Later on, another reference is made to glorification. Jesus admits he is troubled by the thought of His coming death. But He asks, "Yet what should I say? ‘Father, save me from this hour’? But it was for this purpose that I came to this hour. Father, glorify your name." And then, the Father responds. A voice comes from heaven, saying, "I have glorified it and will glorify it again." God is glorified through the sacrifice of the Son, and the sacrifice is vindicated by the Resurrection!
This is what our faith tells us. And yet, we can fall into the temptation to seek glory according to how the world defines it. We want others to take notice of what we do. We seek the applause. We yearn for the exaltation of self. Maybe we’re trying to prove our worth to others and even to ourselves. But our worth does not lie in worldly fame and recognition. It lies in God’s love for us! And so Jesus tells us that unless we can die to self, we will not be able to bear "much fruit." We are called, then, to forsake the world’s understanding of glory, and take on the Gospel’s understanding of it. We’re called to give thanks to our loving God. We’re called to love and sacrifice for the sake of others. We’re called to be like Philip and Andrew, and bring others to Christ.

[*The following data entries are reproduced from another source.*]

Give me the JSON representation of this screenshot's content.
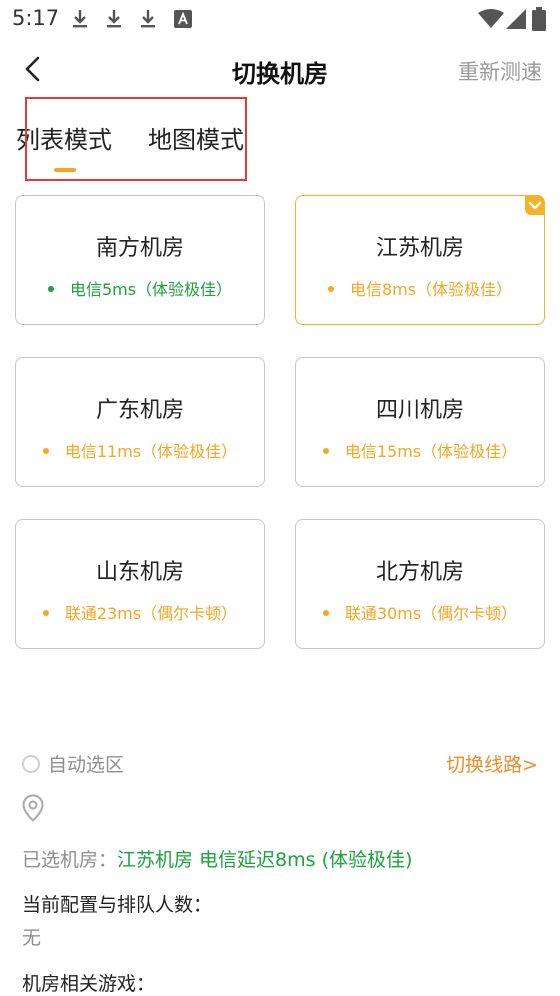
{
  "status_bar": {
    "time": "5:17"
  },
  "header": {
    "title": "切换机房",
    "retest_label": "重新测速"
  },
  "tabs": [
    {
      "label": "列表模式"
    },
    {
      "label": "地图模式"
    }
  ],
  "rooms": [
    {
      "name": "南方机房",
      "latency": "电信5ms（体验极佳）"
    },
    {
      "name": "江苏机房",
      "latency": "电信8ms（体验极佳）"
    },
    {
      "name": "广东机房",
      "latency": "电信11ms（体验极佳）"
    },
    {
      "name": "四川机房",
      "latency": "电信15ms（体验极佳）"
    },
    {
      "name": "山东机房",
      "latency": "联通23ms（偶尔卡顿）"
    },
    {
      "name": "北方机房",
      "latency": "联通30ms（偶尔卡顿）"
    }
  ],
  "auto_select": {
    "label": "自动选区"
  },
  "switch_line_label": "切换线路>",
  "selected": {
    "prefix": "已选机房：",
    "value": "江苏机房 电信延迟8ms (体验极佳)"
  },
  "config": {
    "label": "当前配置与排队人数：",
    "value": "无"
  },
  "games": {
    "label": "机房相关游戏："
  },
  "colors": {
    "accent": "#f5a623",
    "good": "#1aa33b",
    "link": "#f08a2a",
    "highlight_border": "#e53935"
  }
}
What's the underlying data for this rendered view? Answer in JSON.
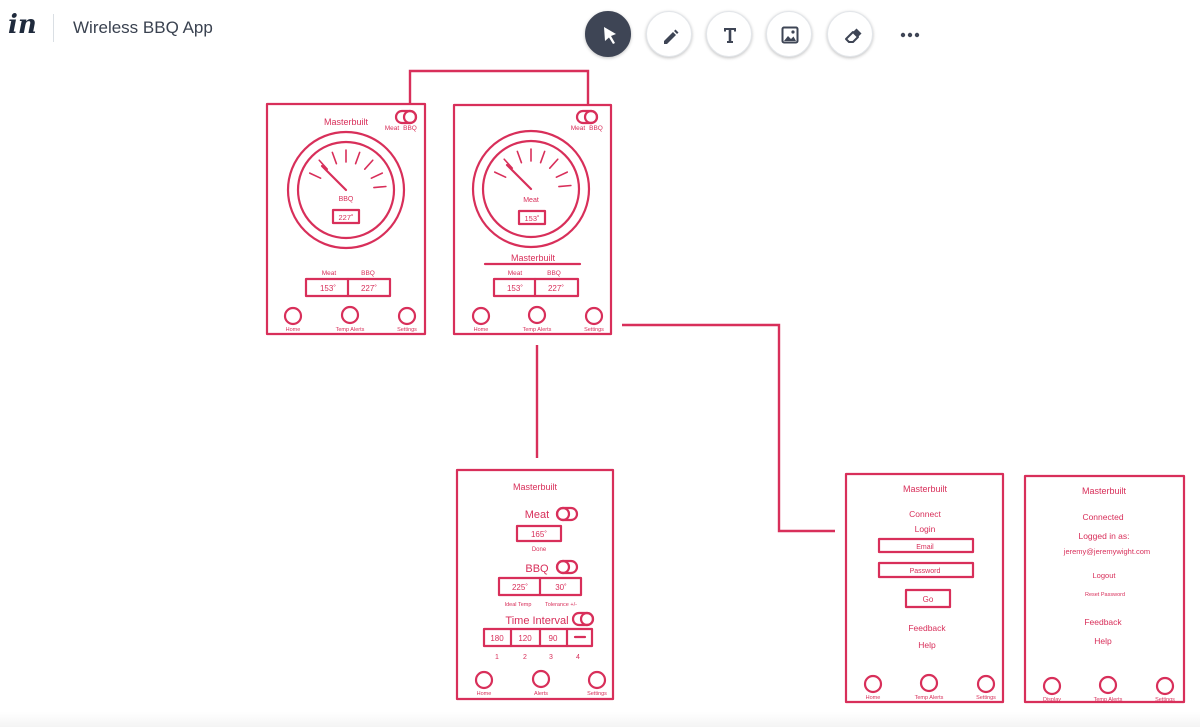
{
  "app": {
    "logo": "in",
    "title": "Wireless BBQ App"
  },
  "toolbar": [
    {
      "name": "select-tool-button",
      "icon": "cursor-arrow-icon"
    },
    {
      "name": "pen-tool-button",
      "icon": "pencil-icon"
    },
    {
      "name": "text-tool-button",
      "icon": "text-icon"
    },
    {
      "name": "image-tool-button",
      "icon": "image-icon"
    },
    {
      "name": "eraser-tool-button",
      "icon": "eraser-icon"
    },
    {
      "name": "more-options-button",
      "icon": "more-dots-icon"
    }
  ],
  "colors": {
    "wire": "#d82f5a",
    "toolbar_active": "#3e4555",
    "text": "#3a4250"
  },
  "frames": {
    "s1": {
      "brand": "Masterbuilt",
      "toggle_left": "Meat",
      "toggle_right": "BBQ",
      "gauge_label": "BBQ",
      "gauge_value": "227˚",
      "col1_label": "Meat",
      "col2_label": "BBQ",
      "col1_value": "153˚",
      "col2_value": "227˚",
      "nav": [
        "Home",
        "Temp Alerts",
        "Settings"
      ]
    },
    "s2": {
      "toggle_left": "Meat",
      "toggle_right": "BBQ",
      "gauge_label": "Meat",
      "gauge_value": "153˚",
      "brand": "Masterbuilt",
      "col1_label": "Meat",
      "col2_label": "BBQ",
      "col1_value": "153˚",
      "col2_value": "227˚",
      "nav": [
        "Home",
        "Temp Alerts",
        "Settings"
      ]
    },
    "s3": {
      "brand": "Masterbuilt",
      "meat_label": "Meat",
      "meat_value": "165˚",
      "meat_sub": "Done",
      "bbq_label": "BBQ",
      "bbq_value": "225˚",
      "bbq_tol": "30˚",
      "bbq_sub1": "Ideal Temp",
      "bbq_sub2": "Tolerance +/-",
      "interval_label": "Time Interval",
      "intervals": [
        "180",
        "120",
        "90"
      ],
      "interval_nums": [
        "1",
        "2",
        "3",
        "4"
      ],
      "nav": [
        "Home",
        "Alerts",
        "Settings"
      ]
    },
    "s4": {
      "brand": "Masterbuilt",
      "connect": "Connect",
      "login": "Login",
      "email": "Email",
      "password": "Password",
      "go": "Go",
      "feedback": "Feedback",
      "help": "Help",
      "nav": [
        "Home",
        "Temp Alerts",
        "Settings"
      ]
    },
    "s5": {
      "brand": "Masterbuilt",
      "connected": "Connected",
      "logged_in": "Logged in as:",
      "user_email": "jeremy@jeremywight.com",
      "logout": "Logout",
      "reset": "Reset Password",
      "feedback": "Feedback",
      "help": "Help",
      "nav": [
        "Display",
        "Temp Alerts",
        "Settings"
      ]
    }
  }
}
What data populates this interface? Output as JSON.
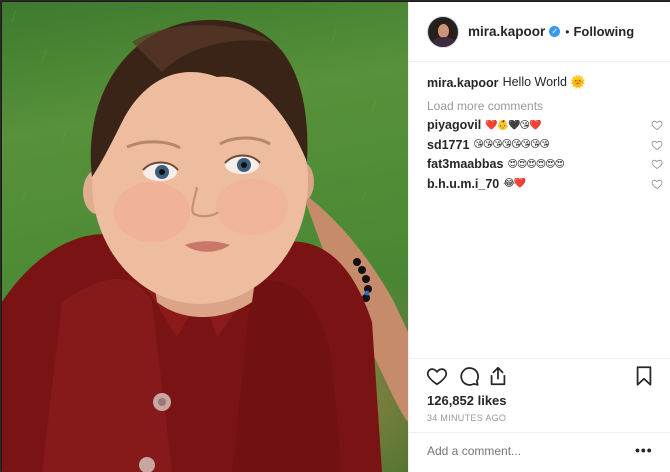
{
  "photo": {
    "description_icon": "baby-photo"
  },
  "post": {
    "username": "mira.kapoor",
    "verified_icon": "verified-badge-icon",
    "separator": "•",
    "follow_status": "Following",
    "caption_user": "mira.kapoor",
    "caption_text": "Hello World 🌞",
    "load_more": "Load more comments",
    "comments": [
      {
        "user": "piyagovil",
        "text": "❤️👶🖤😘❤️"
      },
      {
        "user": "sd1771",
        "text": "😘😘😘😘😘😘😘😘"
      },
      {
        "user": "fat3maabbas",
        "text": "😍😍😍😍😍😍"
      },
      {
        "user": "b.h.u.m.i_70",
        "text": "😂❤️"
      }
    ],
    "likes": "126,852 likes",
    "time": "34 MINUTES AGO",
    "add_comment_placeholder": "Add a comment...",
    "options": "•••"
  },
  "colors": {
    "accent": "#3897f0",
    "muted": "#999999",
    "text": "#262626",
    "border": "#efefef"
  }
}
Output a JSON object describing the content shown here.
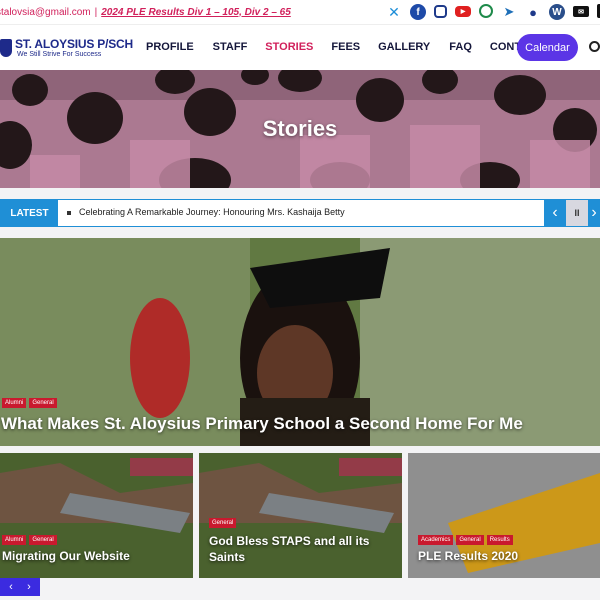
{
  "topbar": {
    "email": "stalovsia@gmail.com",
    "separator": "|",
    "results_link": "2024 PLE Results Div 1 – 105, Div 2 – 65",
    "social_icons": [
      "x-twitter-icon",
      "facebook-icon",
      "instagram-icon",
      "youtube-icon",
      "whatsapp-icon",
      "telegram-icon",
      "group-icon",
      "wordpress-icon",
      "email-icon",
      "phone-icon"
    ]
  },
  "nav": {
    "logo_title": "ST. ALOYSIUS P/SCH",
    "logo_tagline": "We Still Strive For Success",
    "items": [
      "PROFILE",
      "STAFF",
      "STORIES",
      "FEES",
      "GALLERY",
      "FAQ",
      "CONTACT"
    ],
    "active": "STORIES",
    "calendar_label": "Calendar"
  },
  "hero": {
    "title": "Stories"
  },
  "ticker": {
    "label": "LATEST",
    "text": "Celebrating A Remarkable Journey: Honouring Mrs. Kashaija Betty",
    "prev": "‹",
    "pause": "II",
    "next": "›"
  },
  "featured": {
    "tags": [
      "Alumni",
      "General"
    ],
    "title": "What Makes St. Aloysius Primary School a Second Home For Me"
  },
  "cards": [
    {
      "tags": [
        "Alumni",
        "General"
      ],
      "title": "Migrating Our Website"
    },
    {
      "tags": [
        "General"
      ],
      "title": "God Bless STAPS and all its Saints"
    },
    {
      "tags": [
        "Academics",
        "General",
        "Results"
      ],
      "title": "PLE Results 2020"
    }
  ],
  "pager": {
    "prev": "‹",
    "next": "›"
  },
  "colors": {
    "accent": "#d1205b",
    "brand": "#1e2a8a",
    "button": "#5b35e6",
    "ticker": "#1f8fd6",
    "tag": "#c9192e"
  }
}
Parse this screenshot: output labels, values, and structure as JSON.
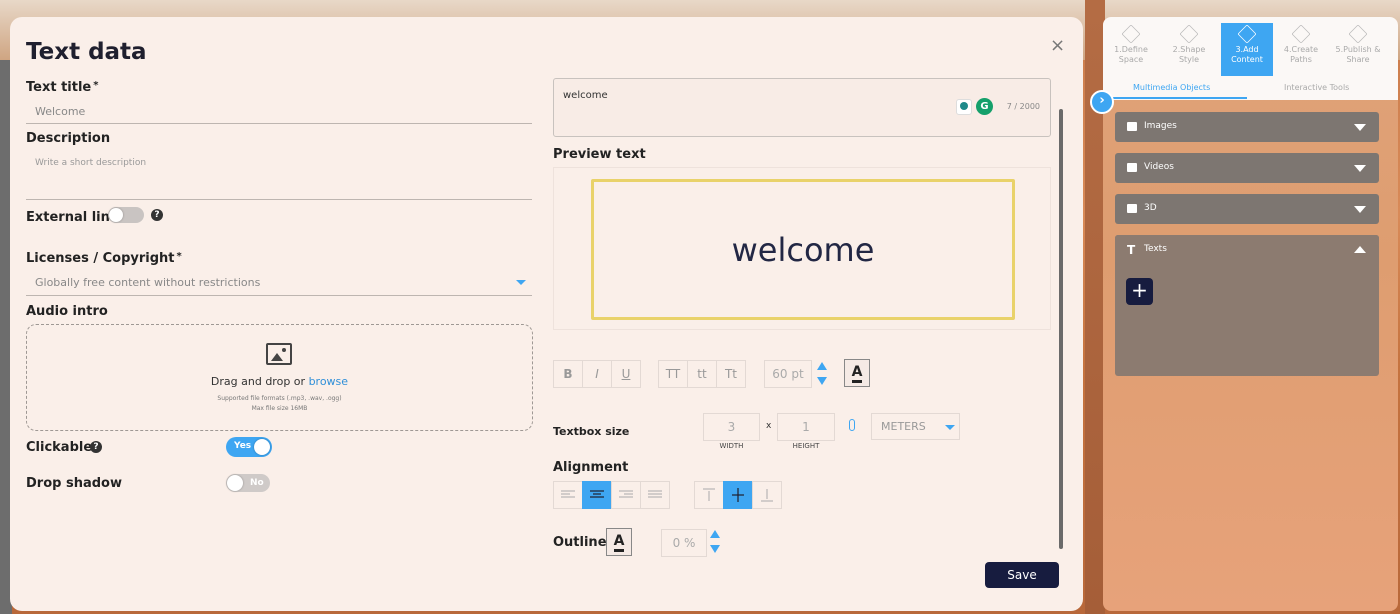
{
  "modal": {
    "title": "Text data",
    "close": "×",
    "text_title_label": "Text title",
    "required_mark": "*",
    "text_title_value": "Welcome",
    "description_label": "Description",
    "description_placeholder": "Write a short description",
    "external_link_label": "External link",
    "licenses_label": "Licenses / Copyright",
    "licenses_value": "Globally free content without restrictions",
    "audio_intro_label": "Audio intro",
    "dropzone": {
      "text": "Drag and drop or",
      "link": "browse",
      "formats": "Supported file formats (.mp3, .wav, .ogg)",
      "max_size": "Max file size 16MB"
    },
    "clickable_label": "Clickable",
    "clickable_value": "Yes",
    "drop_shadow_label": "Drop shadow",
    "drop_shadow_value": "No",
    "textarea_value": "welcome",
    "char_count": "7 / 2000",
    "preview_label": "Preview text",
    "preview_word": "welcome",
    "format": {
      "bold": "B",
      "italic": "I",
      "underline": "U",
      "upper": "TT",
      "lower": "tt",
      "title": "Tt",
      "size": "60",
      "size_unit": "pt",
      "color": "A"
    },
    "textbox_size_label": "Textbox size",
    "width_value": "3",
    "height_value": "1",
    "width_label": "WIDTH",
    "height_label": "HEIGHT",
    "times": "x",
    "unit_value": "METERS",
    "alignment_label": "Alignment",
    "outline_label": "Outline",
    "outline_color": "A",
    "outline_value": "0",
    "outline_unit": "%",
    "save": "Save"
  },
  "sidebar": {
    "steps": [
      {
        "label": "1.Define Space"
      },
      {
        "label": "2.Shape Style"
      },
      {
        "label": "3.Add Content"
      },
      {
        "label": "4.Create Paths"
      },
      {
        "label": "5.Publish & Share"
      }
    ],
    "tabs": {
      "multimedia": "Multimedia Objects",
      "interactive": "Interactive Tools"
    },
    "sections": {
      "images": "Images",
      "videos": "Videos",
      "three_d": "3D",
      "texts": "Texts"
    },
    "add": "+",
    "collapse_chevron": "›"
  },
  "colors": {
    "accent": "#3ea6f2",
    "primary_dark": "#171c3f",
    "preview_border": "#e9d26a"
  }
}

For it is in Christ that the prophecy we hear from Jeremiah (31:31-34) in our first reading is fulfilled. Through Jeremiah, God promises His people a new covenant: "I will place my law within them and write it upon their hearts. I will be their God, and they will be my people. … All, from least to greatest, shall know me, says the Lord, for I will forgive their evildoing and remember their sin no more." God reveals Himself in a most direct way in Jesus Christ. God gives us a way to know Him and to know His love for us. As Jesus was "lifted up" on the Cross to free us from the power of sin, and was "lifted up" in the Resurrection, to give us the promise of everlasting happiness, God shows us how much we are loved. Christ, in the words of our second reading from Hebrews (5:7-9), is "the source of eternal salvation for all who obey him."
So, if we are to seek any kind of glory, it is the real glory of everlasting life in God. We attain that glory, neither by pushing others to the margins, nor by domination or violence, nor by promoting ourselves to the exclusion of everyone and everything else. We attain the glory promised by God not by any means of our own, but by humbly sharing what God has given us – love in Jesus Christ.
Fr. Phil Paxton, C.P. is the director of St. Paul of the Cross Retreat and Conference Center, Detroit, Michigan.